A sort of green scum covered the surface of the great river and the fish were either dead or dying. The King feared that the polluted water would only increase the sickness in the land and forbade its use for drinking or washing purposes.
This prohibition caused discontent among the populace, for whom water is a most necessary article.
The revolt was ready to break out, when the court appealed to popular superstitions to avert the calamity. The priests said that a god known as Pra In had appeared near one of the city gates and had declared that the change of the water was one of his blessings and had become a panacea for the ills they suffered. At this news, the whole populace, passed from despair to hope, every one ran to the river to wash and to anoint themselves with scum that had appeared so deadly a moment before. At last after 15 days the phenomenon passed away. Abundant rains caused the water to overflow the country and to fertilise the ground.
The reign of this Prince, like that of his successors, offers nothing worthy of record.
His son, who succeeded him, is only known by the defeats he sustained.
His army 50,000 strong and his fleet carrying 20,000 fighting men, invaded Cambodia, at that time torn with internal dissensions.
This army would have been victorious if its leader had been more skilful. But the King of Siam, enervated by harem life, had entrusted the command to his first minister, a man of peace, and without skill in warfare.
The Minister who well knew the direction in which his talents lay, had no wish to take the command, but the King who thought he could make no mistake in the choice of his agents, was certain that one who knew how to govern an Empire would also know how to conquer.
The King of Cambodia, too weak to offer resistance to the invading hosts, ordered all his subjects who lived on the frontiers to retire with their belongings to the capital and to burn everything that they could not carry away. The fields were laid waste, fifty leagues of territory were changed into sterile deserts that could hardly sustain animal life.

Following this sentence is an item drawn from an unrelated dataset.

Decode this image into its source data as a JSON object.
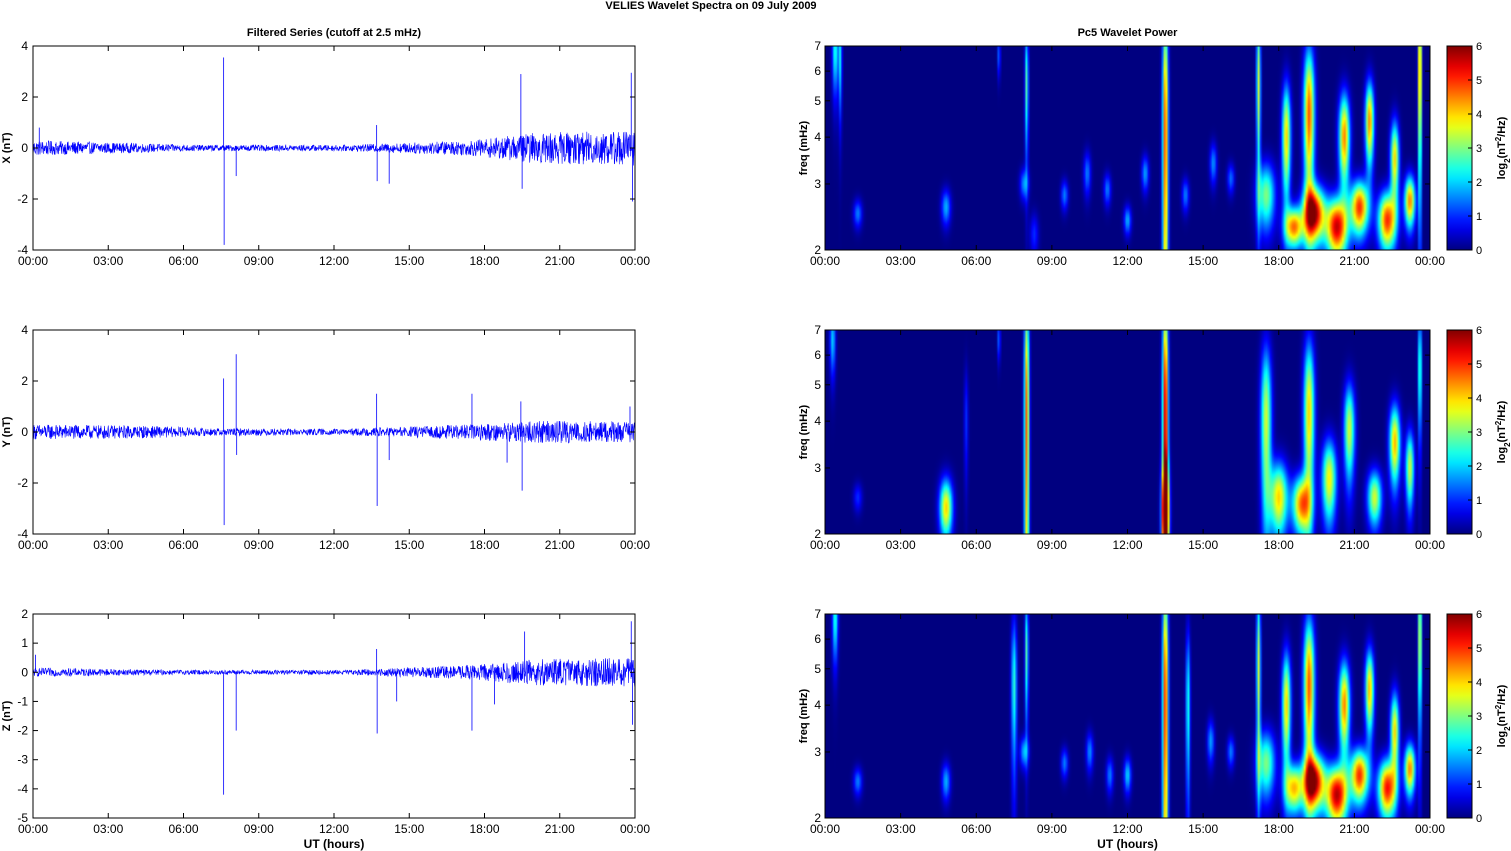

The King declared himself a vassal of the King of Cochin China in order to obtain a force of 15,000 men for land defence and 3000 for service on the galleys for the defence of the coast. The Siamese army, full of confidence in the superiority of numbers, and still more proud to find that no foe dare dispute their passage, rashly penetrated into the country but the further they advanced, the nearer they approached to their fate. Famine, more cruel than the sword ravaged their camp. The devastated fields, gave neither fruits for man nor forage for beast.